HandwritingIdentification is a comprehensive project aimed at exploring and implementing state-of-the-art techniques in handwriting analysis and writer identification. Utilizing the CSAFE Handwriting Database provided by the Center for Applications in Forensic Evidence, this project leverages a dataset comprising contributions from 90 writers, totaling 2430 handwriting samples. Each writer has submitted 27 scanned documents, providing a rich dataset for analysis.
scriptvision2.mp4
HandwritingIdentification accurately identifies writers based on their handwriting characteristics. By preserving unique features such as pen stroke irregularities and thickness, we differentiate writers more effectively than existing methods which primarily use RNN classification for soft biometrics classification (Age, gender, and handedness).
Preprocessing plays a crucial role in preparing the handwriting samples for feature extraction and analysis. Our preprocessing pipeline includes:
- Conversion to Grayscale: All samples are converted to grayscale to normalize pixel values.
- Noise Removal: Baseline noise is reduced using a 3x3 median filter.
- Binarization: OTSU thresholding is applied for binarization, effectively separating ink from paper.
- Skeletonization: Each document image is skeletonized, preserving essential stroke information while eliminating variations due to pen type or pressure.
Feature extraction is at the heart of our analysis, enabling the capture of character-specific attributes and global document characteristics:
- Text Line Irregularity: Variance in line heights across the document is measured using projection profiles.

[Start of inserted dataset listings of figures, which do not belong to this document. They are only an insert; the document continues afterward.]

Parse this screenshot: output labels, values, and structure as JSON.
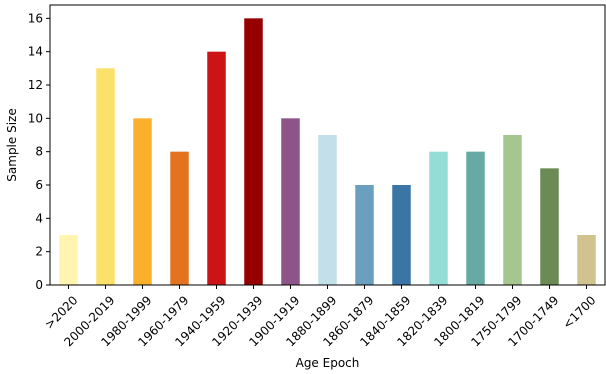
{
  "chart_data": {
    "type": "bar",
    "title": "",
    "xlabel": "Age Epoch",
    "ylabel": "Sample Size",
    "ylim": [
      0,
      16.8
    ],
    "yticks": [
      0,
      2,
      4,
      6,
      8,
      10,
      12,
      14,
      16
    ],
    "grid": false,
    "categories": [
      ">2020",
      "2000-2019",
      "1980-1999",
      "1960-1979",
      "1940-1959",
      "1920-1939",
      "1900-1919",
      "1880-1899",
      "1860-1879",
      "1840-1859",
      "1820-1839",
      "1800-1819",
      "1750-1799",
      "1700-1749",
      "<1700"
    ],
    "values": [
      3,
      13,
      10,
      8,
      14,
      16,
      10,
      9,
      6,
      6,
      8,
      8,
      9,
      7,
      3
    ],
    "colors": [
      "#fff5b0",
      "#fbe06a",
      "#fbb02b",
      "#e3731e",
      "#cc1417",
      "#960000",
      "#8c5489",
      "#c3e0ea",
      "#6a9fc0",
      "#3b75a5",
      "#94ddd6",
      "#67aaa3",
      "#a6c68f",
      "#6b8a54",
      "#d0c38f"
    ]
  }
}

- Edge Detection (Canny and Sobel): Identifies character and stroke boundaries.
- Skeleton Endpoints: Assesses handwriting complexity through the number of skeleton endpoints.
- Thickness: Evaluates stroke thickness to infer writing pressure.
- Black and White Pixel Percentage: Reflects ink density and stroke weight.
- Local Binary Pattern (LBP): Analyzes handwriting texture to capture stroke dynamics.
- Histogram of Oriented Gradients (HOG): Captures shape and orientation of strokes.
- Curvature Analysis: Derives stroke curvature, representing handwriting angularity.
To classify and identify handwriting, we explored various machine learning models:
- K-means Clustering: Initially applied to group similar handwriting samples.
- Hierarchical Clustering: Tested but found less effective than K-means.
- Recurrent Neural Networks (RNN): The complexity of handwriting identification prompted the need for a more sophisticated approach, leading to the adoption of RNNs for better performance.
The project introduces a custom metric to assess the accuracy of handwriting identification. Our findings include:
- Variable Accuracy: Accuracy varies by corpus, with higher accuracy observed in documents with more content.
- Content and Length Impact: Longer texts correlate with higher identification accuracy, highlighting the importance of content amount for effective analysis.
- Clustering Challenges: K-means clustering showed limitations, particularly when combining corpora. Accuracy significantly improved when analysis was restricted to a single corpus, emphasizing the need for content normalization.
- Optimal Sample Configuration: The analysis suggests that increasing the number of samples from the same writer improves accuracy, while a larger variety of writers introduces noise, complicating cluster identification.
Ultimately, HandwritingIdentification provides a nuanced approach to writer identification: machine learning models + k-means approach lays the groundwork for further advancements in handwriting-based authentication, identificaiton, and forensics.